Though the core lyric of the title track may come across as cheesy on paper (“I am a prisoner/For your love”), it is absolutely the thesis statement of this record. Every song sees Adams sifting through the wreckage of his marriage, not quite falling apart but not quite moving on either. He ponders the value of broken vows on “Doomsday” (“Do you love me now ‘til doomsday comes?”). He loses touch with the rest of the world on “Haunted House” (“Nobody stops to write, nobody calls/My friends all disappear, they all get lost”). And he considers rebuilding his life on album closer “We Disappear,” but has no fucking idea where to start (“I’m not made of stone/I’m so blown away/Don’t know what’s the rubble/And the parts I want to save”). He is a prisoner of love, a prisoner of the past.

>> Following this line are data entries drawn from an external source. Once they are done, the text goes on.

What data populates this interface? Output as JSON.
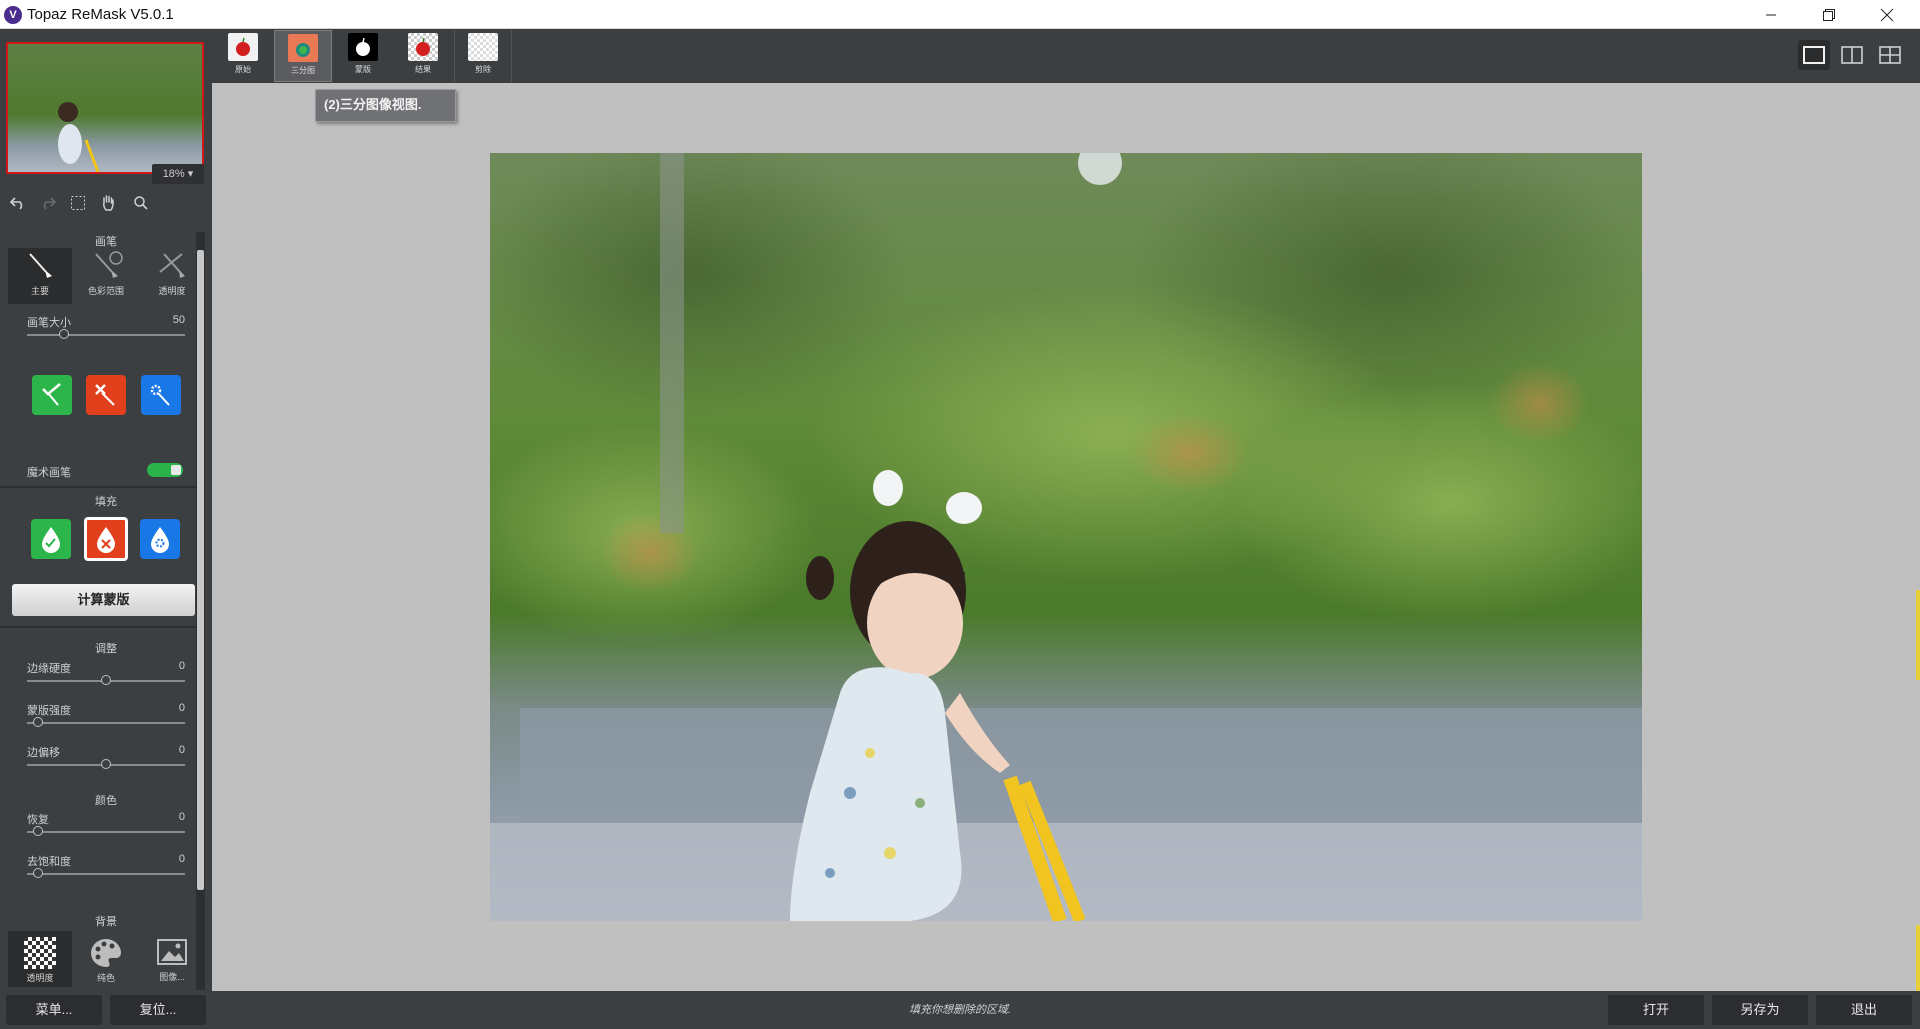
{
  "window": {
    "title": "Topaz ReMask V5.0.1",
    "logo_letter": "V"
  },
  "zoom": "18%",
  "brush_section": {
    "title": "画笔",
    "tools": [
      "主要",
      "色彩范围",
      "透明度"
    ],
    "size_label": "画笔大小",
    "size_value": "50",
    "magic_brush_label": "魔术画笔"
  },
  "fill_section": {
    "title": "填充"
  },
  "compute_button": "计算蒙版",
  "adjust_section": {
    "title": "调整",
    "sliders": [
      {
        "label": "边缘硬度",
        "value": "0"
      },
      {
        "label": "蒙版强度",
        "value": "0"
      },
      {
        "label": "边偏移",
        "value": "0"
      }
    ]
  },
  "color_section": {
    "title": "颜色",
    "sliders": [
      {
        "label": "恢复",
        "value": "0"
      },
      {
        "label": "去饱和度",
        "value": "0"
      }
    ]
  },
  "background_section": {
    "title": "背景",
    "tools": [
      "透明度",
      "纯色",
      "图像..."
    ]
  },
  "view_tabs": [
    "原始",
    "三分图",
    "蒙版",
    "结果",
    "剪除"
  ],
  "tooltip": "(2)三分图像视图.",
  "bottom": {
    "menu": "菜单...",
    "reset": "复位...",
    "status": "填充你想删除的区域.",
    "open": "打开",
    "save_as": "另存为",
    "exit": "退出"
  },
  "colors": {
    "green": "#2cb54a",
    "red": "#e2401c",
    "blue": "#1a78e6",
    "accent_yellow": "#e8cf3a"
  },
  "photo_description_icons": [
    "photo-preview"
  ]
}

Prisoner is not as consistently brilliant as its predecessor. It’s more jagged and less polished, and the album rests in a morose, mid-tempo vein for most of its runtime, lacking the shots of adrenaline that the last album got out of songs like “Trouble” and “I Just Might.” But Prisoner is a more deeply felt and deeply inhabited collection of songs, proudly displaying the faults and mistakes of a man who isn’t sure where his story leads next. “Didn’t fit in my chest so I wore it on my sleeve” Adams sings at the end of the record, and it’s a strikingly fitting description for how he wrote these songs. In interviews, Adams is famously guarded and fiercely protective of his privacy. But on Prisoner, rather than try to obfuscate or glamorize, he just tells the truth. The result is the kind of breakup album that feels like it will be regarded as a genuine classic 20 years down the road. Even now, it’s tough to see it as anything but a jewel in Adams’ already-extensive discography.